Steiner said the shortfall stems largely from inadequate rail service.

“As in many sectors, the railroads have experienced labor shortages and just narrowly averted a nationwide strike,” she said. “Producers have pushed some deliveries into 2023 because of the poor railroad performance.”

The railroad shortcomings extend beyond PJM, said Dart.

“Although rail availability has been tight in the Northeast region, gas was never more expensive than Appalachia coal,” she said. “So this challenge in gas-to-coal substitution was primarily impacting” switching from gas to Powder River Basin (PRB) coal – affecting power generation in the Midwest, Texas, and part of the Southeast.

Rising U.S. LNG exports also contribute to tighter U.S. gas supplies, “sometimes driving the market to look for gas-to-coal switching to balance,” said Dart. “This year, what also played a role was how long it took for U.S. gas production growth to pick up, which didn’t happen until the second half of the year.”

McNulty said that “LNG exports will keep going up as Europe desperately needs it, Asia wants it. The much higher export prices mean gas producers will sell their gas into the LNG complex all day long and twice on Sunday.”

Few Alternatives

Wood Mackenzie’s Ryan Sweezey, North America Power and Renewables principal analyst, told NGI that several utilities have tried to offset gas-to-coal switching challenges by delaying previously scheduled coal-fired power plant retirements. So far, the firm has tracked more than 4.5 GW of announced delays in MISO alone, he said.

“Utilities can hedge gas prices to some extent, but many are restricted by regulatory rules and the environment now is likely quite difficult for new hedges,” Sweezey said.

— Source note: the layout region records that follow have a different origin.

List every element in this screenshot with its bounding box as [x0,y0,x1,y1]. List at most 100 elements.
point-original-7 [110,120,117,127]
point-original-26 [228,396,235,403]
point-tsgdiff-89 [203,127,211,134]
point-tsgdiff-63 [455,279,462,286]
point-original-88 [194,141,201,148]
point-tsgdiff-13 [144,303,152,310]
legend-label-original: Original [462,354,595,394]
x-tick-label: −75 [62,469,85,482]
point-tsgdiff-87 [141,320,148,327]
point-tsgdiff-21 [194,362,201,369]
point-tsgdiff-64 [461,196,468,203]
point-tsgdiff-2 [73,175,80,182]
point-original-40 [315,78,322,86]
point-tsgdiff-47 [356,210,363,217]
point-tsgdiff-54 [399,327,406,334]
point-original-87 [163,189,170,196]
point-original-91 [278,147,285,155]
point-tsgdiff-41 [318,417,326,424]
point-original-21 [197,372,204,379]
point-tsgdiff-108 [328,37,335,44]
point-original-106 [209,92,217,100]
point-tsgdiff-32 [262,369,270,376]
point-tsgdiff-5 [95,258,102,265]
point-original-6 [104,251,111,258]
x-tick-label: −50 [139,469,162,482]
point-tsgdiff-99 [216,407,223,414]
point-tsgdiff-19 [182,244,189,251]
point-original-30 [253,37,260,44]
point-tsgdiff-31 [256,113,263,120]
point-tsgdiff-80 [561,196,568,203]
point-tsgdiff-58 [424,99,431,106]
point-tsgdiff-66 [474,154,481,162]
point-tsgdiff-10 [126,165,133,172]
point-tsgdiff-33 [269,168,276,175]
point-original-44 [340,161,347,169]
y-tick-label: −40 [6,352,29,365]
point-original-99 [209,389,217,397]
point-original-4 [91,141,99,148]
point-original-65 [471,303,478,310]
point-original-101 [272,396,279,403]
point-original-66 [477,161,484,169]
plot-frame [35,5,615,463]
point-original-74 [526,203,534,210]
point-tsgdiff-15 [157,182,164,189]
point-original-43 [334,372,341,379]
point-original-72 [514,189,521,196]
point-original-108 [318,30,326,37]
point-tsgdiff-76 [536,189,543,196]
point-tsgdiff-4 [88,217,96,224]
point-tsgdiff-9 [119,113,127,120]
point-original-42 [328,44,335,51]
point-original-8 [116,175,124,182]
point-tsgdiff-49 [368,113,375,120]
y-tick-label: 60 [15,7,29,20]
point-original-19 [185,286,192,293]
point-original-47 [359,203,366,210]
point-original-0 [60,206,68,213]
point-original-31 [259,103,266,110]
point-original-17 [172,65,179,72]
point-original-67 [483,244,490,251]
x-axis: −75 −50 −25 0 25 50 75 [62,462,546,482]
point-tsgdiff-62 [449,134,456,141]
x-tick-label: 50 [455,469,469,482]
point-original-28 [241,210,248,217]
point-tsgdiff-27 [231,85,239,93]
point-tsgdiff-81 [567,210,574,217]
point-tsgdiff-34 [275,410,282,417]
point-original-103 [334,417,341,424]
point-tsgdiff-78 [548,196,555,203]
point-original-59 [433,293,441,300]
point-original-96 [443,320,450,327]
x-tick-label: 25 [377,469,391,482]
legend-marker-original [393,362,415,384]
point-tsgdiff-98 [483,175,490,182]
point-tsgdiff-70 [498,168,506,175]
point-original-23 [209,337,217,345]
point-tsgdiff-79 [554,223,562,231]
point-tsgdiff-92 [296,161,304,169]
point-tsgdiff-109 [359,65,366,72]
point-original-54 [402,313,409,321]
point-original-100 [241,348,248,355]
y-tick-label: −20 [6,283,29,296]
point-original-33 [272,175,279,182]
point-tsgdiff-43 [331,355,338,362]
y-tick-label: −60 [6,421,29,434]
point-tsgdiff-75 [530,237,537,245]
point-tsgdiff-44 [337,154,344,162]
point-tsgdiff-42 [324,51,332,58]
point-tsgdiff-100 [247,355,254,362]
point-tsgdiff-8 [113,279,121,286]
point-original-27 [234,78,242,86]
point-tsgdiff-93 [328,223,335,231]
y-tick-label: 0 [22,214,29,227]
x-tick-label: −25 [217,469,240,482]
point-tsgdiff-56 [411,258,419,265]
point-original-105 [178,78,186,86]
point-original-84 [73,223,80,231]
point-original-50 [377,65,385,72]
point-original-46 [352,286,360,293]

Sweezey added that the state of interconnection queues, the supply chain environment and policy uncertainty make adding near-term generating capacity “very challenging.”

Ultimately, “utilities’ hands are very tied,” he said.

In terms of longer-term baseload power options for utilities, Sweezey said a nuclear resurgence is underway.

“We still expect gas to play a substantial role in the power mix through the early 2030s and then exhibit a structural decline,” he said. “Beyond these, retaining the existing nuclear fleet is becoming an increasing priority. In the last month we’ve seen California extend Diablo Canyon through the end of the decade…”

He added the Inflation Reduction Act “finally established a financial mechanism to value nuclear for its zero-carbon attributes, which previously had only existed at the state level, so there is policy momentum toward preserving the nuclear fleet.”

Farther into the future, geothermal and hydrogen blending represent potential power generation opportunities for utilities, said Sweezey.

Meanwhile, “we don’t see the tightness in coal, which comes from tightness in rail availability as well as in coal production, fully resolved any time soon,” said Dart.

Goldman Sachs expects “the gas-to-coal switching process to unwind to some extent over the next two years, as U.S. LNG export capacity additions pause while U.S. gas production continues to grow. We expect this to result in gas pricing lower relative to PRB coal in Summer 2024.”

McNulty said that driving domestic dry gas production “to at least 115 Bcf/d as fast as we can,” compared to about 99 Bcf/d projected for the fourth quarter, would help power producers. “We have plenty of natural gas,” he said. “What must happen is probably out of the hands of the power utilities…And the nonsense that has blocked natural gas pipeline development and permitting in the USA must come to an end now.”